How to read fastly files ( I/O operation)

Wed Feb 6 03:15:21 PST 2013

On Wednesday, 6 February 2013 at 10:43:02 UTC, bioinfornatics 
wrote:
> instead to call mmFile opIndex to read ubyte by ubyte i tried 
> to put into a buffer array of length PAGESIZE.
>
> code here: http://dpaste.dzfl.pl/25ee34fc
>
> and is not faster for 12Go to parse i need 11 minutes.

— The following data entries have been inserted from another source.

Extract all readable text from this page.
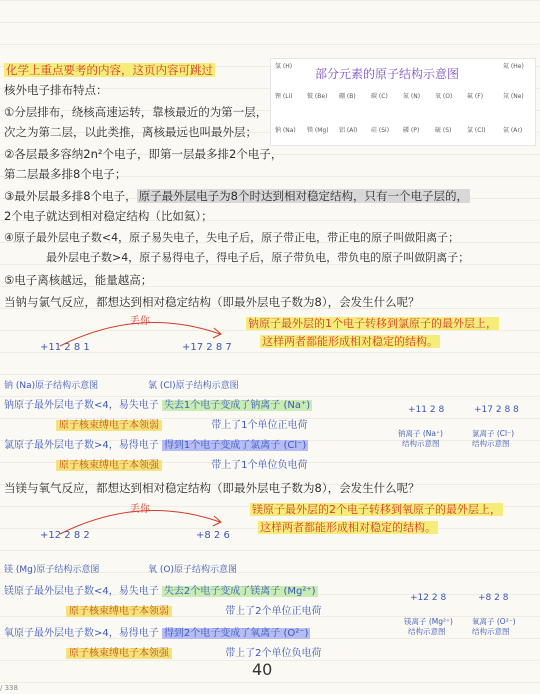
化学上重点要考的内容，这页内容可跳过
核外电子排布特点：
①分层排布，绕核高速运转，靠核最近的为第一层，
次之为第二层，以此类推，离核最远也叫最外层；
②各层最多容纳2n²个电子，即第一层最多排2个电子，
第二层最多排8个电子；
③最外层最多排8个电子， 原子最外层电子为8个时达到相对稳定结构，只有一个电子层的，
2个电子就达到相对稳定结构（比如氦）；
④原子最外层电子数<4，原子易失电子，失电子后，原子带正电，带正电的原子叫做阳离子；
最外层电子数>4，原子易得电子，得电子后，原子带负电，带负电的原子叫做阴离子；
⑤电子离核越远，能量越高；
部分元素的原子结构示意图
氢 (H)	氦 (He)
锂 (Li) 铍 (Be) 硼 (B)	碳 (C)	氮 (N) 氧 (O) 氟 (F)	氖 (Ne)
钠 (Na) 镁 (Mg) 铝 (Al) 硅 (Si) 磷 (P)	硫 (S)	氯 (Cl)	氩 (Ar)
当钠与氯气反应，都想达到相对稳定结构（即最外层电子数为8），会发生什么呢？
丢你
+11 2 8 1	+17 2 8 7
钠原子最外层的1个电子转移到氯原子的最外层上，
这样两者都能形成相对稳定的结构。
钠 (Na)原子结构示意图	氯 (Cl)原子结构示意图
钠原子最外层电子数<4，易失电子 失去1个电子变成了钠离子 (Na⁺)
原子核束缚电子本领弱	带上了1个单位正电荷
氯原子最外层电子数>4，易得电子 得到1个电子变成了氯离子 (Cl⁻)
原子核束缚电子本领强	带上了1个单位负电荷
+11 2 8	+17 2 8 8
钠离子 (Na⁺)
结构示意图
氯离子 (Cl⁻)
结构示意图
当镁与氧气反应，都想达到相对稳定结构（即最外层电子数为8），会发生什么呢？
丢你
+12 2 8 2	+8 2 6
镁原子最外层的2个电子转移到氧原子的最外层上，
这样两者都能形成相对稳定的结构。
镁 (Mg)原子结构示意图	氧 (O)原子结构示意图
镁原子最外层电子数<4，易失电子 失去2个电子变成了镁离子 (Mg²⁺)
原子核束缚电子本领弱	带上了2个单位正电荷
氧原子最外层电子数>4，易得电子 得到2个电子变成了氧离子 (O²⁻)
原子核束缚电子本领强	带上了2个单位负电荷
+12 2 8	+8 2 8
镁离子 (Mg²⁺)
结构示意图
氧离子 (O²⁻)
结构示意图
40
/ 338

I do not 
> see how i could read faster the file!
>
> To remember fastxtoolkit need 2 min!

This might be stupid, but I see a "writeln" in your inner loop. 
You aren't slowed down just by your console by any chance?

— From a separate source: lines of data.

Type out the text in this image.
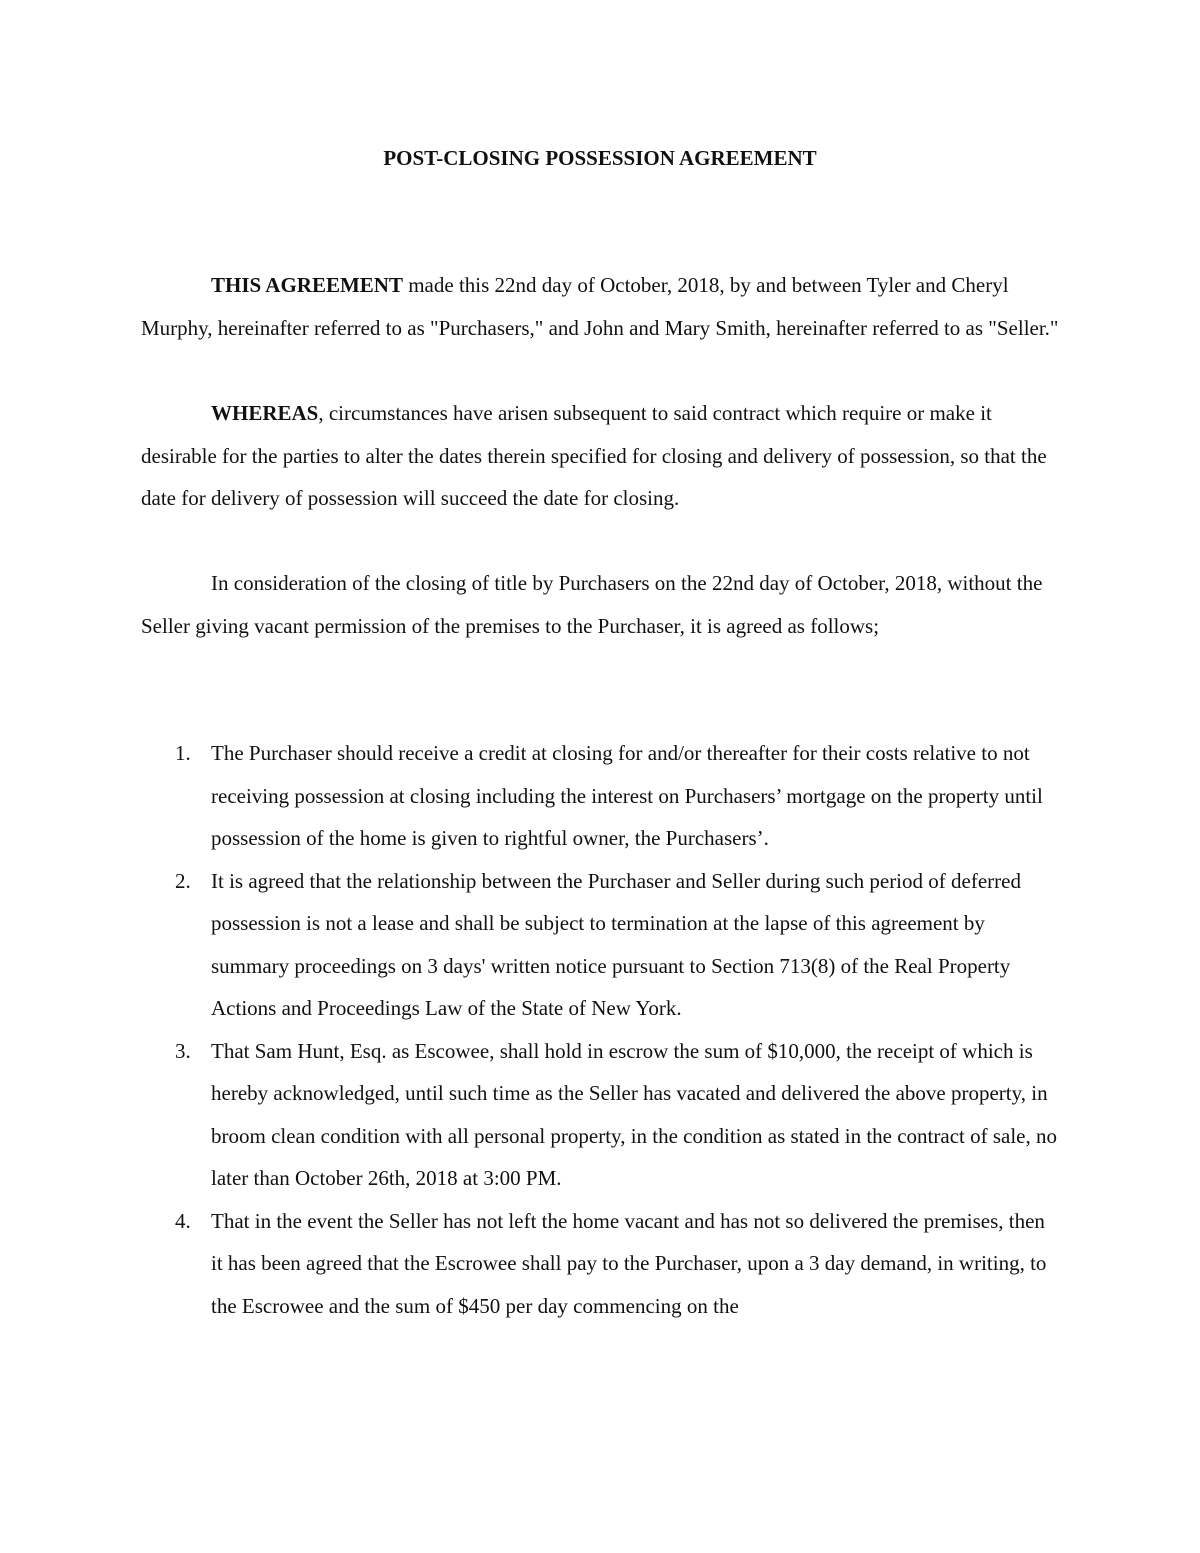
POST-CLOSING POSSESSION AGREEMENT

THIS AGREEMENT made this 22nd day of October, 2018, by and between Tyler and Cheryl Murphy, hereinafter referred to as "Purchasers," and John and Mary Smith, hereinafter referred to as "Seller."

WHEREAS, circumstances have arisen subsequent to said contract which require or make it desirable for the parties to alter the dates therein specified for closing and delivery of possession, so that the date for delivery of possession will succeed the date for closing.

In consideration of the closing of title by Purchasers on the 22nd day of October, 2018, without the Seller giving vacant permission of the premises to the Purchaser, it is agreed as follows;

1. The Purchaser should receive a credit at closing for and/or thereafter for their costs relative to not receiving possession at closing including the interest on Purchasers’ mortgage on the property until possession of the home is given to rightful owner, the Purchasers’.
2. It is agreed that the relationship between the Purchaser and Seller during such period of deferred possession is not a lease and shall be subject to termination at the lapse of this agreement by summary proceedings on 3 days' written notice pursuant to Section 713(8) of the Real Property Actions and Proceedings Law of the State of New York.
3. That Sam Hunt, Esq. as Escowee, shall hold in escrow the sum of $10,000, the receipt of which is hereby acknowledged, until such time as the Seller has vacated and delivered the above property, in broom clean condition with all personal property, in the condition as stated in the contract of sale, no later than October 26th, 2018 at 3:00 PM.
4. That in the event the Seller has not left the home vacant and has not so delivered the premises, then it has been agreed that the Escrowee shall pay to the Purchaser, upon a 3 day demand, in writing, to the Escrowee and the sum of $450 per day commencing on the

If I were you, I'd start benching to try and see who is slowing 
you down.

I'd reorganize the code to parse a file that is, say 512Mb. The 
rationale being you can place it entirely at once. Then, I'd 
shift the logic from "fully proccess each charater before moving 
to the next character" to "make a full processing pass on the 
entire data structure, before moving to the next pass".

The steps I see that need to be measured are:

* Raw read of file
* Iterating on your file to extract it as a raw array of "Data" 
objects
* Processing the Data objects
* Outputting the data

Also,  (of course), you need to make sure you are compiling in 
release (might sound obvious, but you never know). Are you using 
dmd? I heard the "other" compilers are faster.

I'm going to try and see with some example files if I can't get 
something running faster.